Sesuatu yang tidak terbayangkan oleh masyarakat Eropa pada masa itu yang hanya mampu panen setahun sekali, bahkan di beberapa tempat ada yang dua tahun sekali. 

 

 

 

 

 

Apa yang dilakukan? Para ahli pertanian di Andalusia menemukan berbagai teknik bercocok tanam yang sangat mumpuni bersumber dari Alqur’an.

Ilmu itu lalu dikumpulkan dalam sebuah kitab berjudul “Al Filaha” yang ditulis oleh Ibnu Awwam. Sejatinya kitab itu bukan hanya ditulis Ibnu Awwam seorang diri. Melainkan kitab itu telah ditulis sambung menyambung oleh pada ilmuwan sebelumnya sepanjang empat abad lamanya. Dari abad 2 hijrah sampai 6 H.

Kitab itu menulis dengan rinci bagaimana cara memakmurkan bumi Allah yang diamanahkan pada manusia. Dari cara menghidupkan lahan yang telah mati, urutan menanam, jenis tanaman, cara memanen, hingga budidaya tanaman yang sebelumnya tak dikenal di daratan Eropa.

Seperti pohon zaitun yang dibawa dari bumi Syam. Pohon zaitun yang usianya bisa sampai ratusan tahun, bahkan di negeri Syam yang diberkahi usia pohon zaitun ada yang sampai dua ribu tahun, berhasil mendongkrak kemakmuran Andalusia hingga hari ini!

Setelah lebih dari 500 tahun Islam meninggalkan Andalusia, Spanyol tercatat dalam daftar 6 negara penghasil minyak zaitun terbesar di dunia, bersama dengan Maroko, Tunisa, Turki, Yunani dan Italia.

Pada saat Andalusia jatuh ke tangan Issabel dan Ferdinand, terjadi penjarahan serta pembakaran kitab-kitab ilmuwan Muslim yang tak ternilai harganya.
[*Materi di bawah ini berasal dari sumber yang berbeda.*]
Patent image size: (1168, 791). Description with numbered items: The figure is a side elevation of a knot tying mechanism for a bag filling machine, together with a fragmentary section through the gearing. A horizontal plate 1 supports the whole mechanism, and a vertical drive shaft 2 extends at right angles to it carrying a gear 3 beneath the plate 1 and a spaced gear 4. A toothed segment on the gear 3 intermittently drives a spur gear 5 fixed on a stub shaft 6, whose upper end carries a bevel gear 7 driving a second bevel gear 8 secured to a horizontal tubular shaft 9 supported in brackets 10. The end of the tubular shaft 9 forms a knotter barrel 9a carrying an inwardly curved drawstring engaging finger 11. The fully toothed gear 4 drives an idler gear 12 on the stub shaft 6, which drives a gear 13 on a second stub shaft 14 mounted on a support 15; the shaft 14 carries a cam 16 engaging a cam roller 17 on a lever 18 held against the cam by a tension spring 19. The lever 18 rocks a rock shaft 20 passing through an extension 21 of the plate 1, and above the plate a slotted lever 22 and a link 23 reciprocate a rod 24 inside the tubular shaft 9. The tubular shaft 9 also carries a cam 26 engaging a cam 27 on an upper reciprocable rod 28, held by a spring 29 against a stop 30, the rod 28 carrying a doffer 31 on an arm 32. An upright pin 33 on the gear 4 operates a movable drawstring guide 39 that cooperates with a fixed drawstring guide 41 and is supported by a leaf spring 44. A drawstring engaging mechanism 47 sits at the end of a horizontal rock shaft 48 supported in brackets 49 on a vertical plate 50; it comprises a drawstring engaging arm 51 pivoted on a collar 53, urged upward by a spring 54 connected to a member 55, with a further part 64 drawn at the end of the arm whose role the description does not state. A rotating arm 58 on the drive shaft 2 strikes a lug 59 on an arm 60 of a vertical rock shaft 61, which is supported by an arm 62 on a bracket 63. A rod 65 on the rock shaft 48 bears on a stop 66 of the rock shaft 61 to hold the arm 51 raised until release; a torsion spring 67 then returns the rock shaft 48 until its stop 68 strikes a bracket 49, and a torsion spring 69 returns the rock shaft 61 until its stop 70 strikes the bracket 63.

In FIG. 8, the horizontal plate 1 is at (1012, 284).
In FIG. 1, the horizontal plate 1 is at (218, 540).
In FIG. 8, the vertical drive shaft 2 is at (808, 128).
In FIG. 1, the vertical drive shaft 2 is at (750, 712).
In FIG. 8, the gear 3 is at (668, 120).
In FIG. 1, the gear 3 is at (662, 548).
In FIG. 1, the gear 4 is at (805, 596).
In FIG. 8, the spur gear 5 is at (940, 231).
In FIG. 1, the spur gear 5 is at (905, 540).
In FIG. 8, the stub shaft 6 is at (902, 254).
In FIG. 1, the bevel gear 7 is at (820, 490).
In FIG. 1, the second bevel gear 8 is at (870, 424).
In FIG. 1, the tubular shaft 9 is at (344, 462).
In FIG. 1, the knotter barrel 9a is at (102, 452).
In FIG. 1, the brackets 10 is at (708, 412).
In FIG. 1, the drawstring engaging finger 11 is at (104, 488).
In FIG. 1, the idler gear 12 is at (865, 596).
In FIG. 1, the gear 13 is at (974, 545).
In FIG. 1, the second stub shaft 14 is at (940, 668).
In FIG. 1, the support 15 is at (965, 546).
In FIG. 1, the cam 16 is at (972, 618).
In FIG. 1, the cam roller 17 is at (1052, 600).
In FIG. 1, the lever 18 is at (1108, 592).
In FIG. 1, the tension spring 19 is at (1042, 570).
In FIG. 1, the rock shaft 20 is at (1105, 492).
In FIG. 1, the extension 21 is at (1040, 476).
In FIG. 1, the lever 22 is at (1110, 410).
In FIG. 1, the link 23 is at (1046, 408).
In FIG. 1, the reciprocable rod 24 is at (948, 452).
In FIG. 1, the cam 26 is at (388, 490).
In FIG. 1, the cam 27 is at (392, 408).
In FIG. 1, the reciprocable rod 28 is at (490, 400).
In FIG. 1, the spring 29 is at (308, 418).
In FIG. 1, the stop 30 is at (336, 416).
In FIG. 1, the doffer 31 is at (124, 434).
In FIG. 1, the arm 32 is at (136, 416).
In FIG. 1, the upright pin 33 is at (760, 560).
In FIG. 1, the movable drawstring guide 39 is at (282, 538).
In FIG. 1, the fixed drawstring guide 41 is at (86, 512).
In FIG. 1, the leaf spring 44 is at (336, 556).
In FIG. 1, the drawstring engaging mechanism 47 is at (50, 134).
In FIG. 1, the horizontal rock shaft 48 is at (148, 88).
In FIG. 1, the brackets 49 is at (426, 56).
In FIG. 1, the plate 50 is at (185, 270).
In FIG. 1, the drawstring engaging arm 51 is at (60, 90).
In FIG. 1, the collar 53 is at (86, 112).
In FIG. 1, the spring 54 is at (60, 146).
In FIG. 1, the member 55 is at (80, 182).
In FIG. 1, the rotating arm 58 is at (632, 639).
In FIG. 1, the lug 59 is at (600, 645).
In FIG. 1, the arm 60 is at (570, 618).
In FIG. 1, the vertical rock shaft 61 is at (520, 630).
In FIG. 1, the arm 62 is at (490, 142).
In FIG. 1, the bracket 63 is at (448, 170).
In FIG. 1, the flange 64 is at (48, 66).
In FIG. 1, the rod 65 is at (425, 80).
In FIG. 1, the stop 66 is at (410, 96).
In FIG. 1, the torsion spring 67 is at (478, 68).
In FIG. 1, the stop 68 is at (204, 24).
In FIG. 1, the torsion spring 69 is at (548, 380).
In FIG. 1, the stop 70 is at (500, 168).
Namun, kitab “Al Filaha” termasuk yang diselamatkan, karena mereka tahu, kitab ini penting untuk kelangsungan hidup mereka.

Jadilah kitab itu selama 4 abad masih digunakan dalam bahasa aslinya, yakni bahasa Arab. Baru di tahun 1800-an kitab itu diterjemahkan dalam bahasa Spanyol. Dan baru di awal tahun 1900-an diterjemahkan dalam bahasa Inggris.

Menariknya, di abad modern ini kitab “Al Filaha” telah ditemukan terjemahannya dalam bahasa Cina. Entah dari mana mereka menemukannya. Dan yang saya tahu, ada seorang pengusaha Muslim yang tengah mengupayakan menerjemahkan kitab ini ke dalam bahasa Indonesia.

Barangkali kalau para pembuatan kebijakan pertanian di negeri ini menggunakan kitab Al Filaha sebagai acuan, kita tak perlu lagi impor kedelai, dan tak ada lagi cerita tahu-tempe yang mendadak hilang dari meja makan.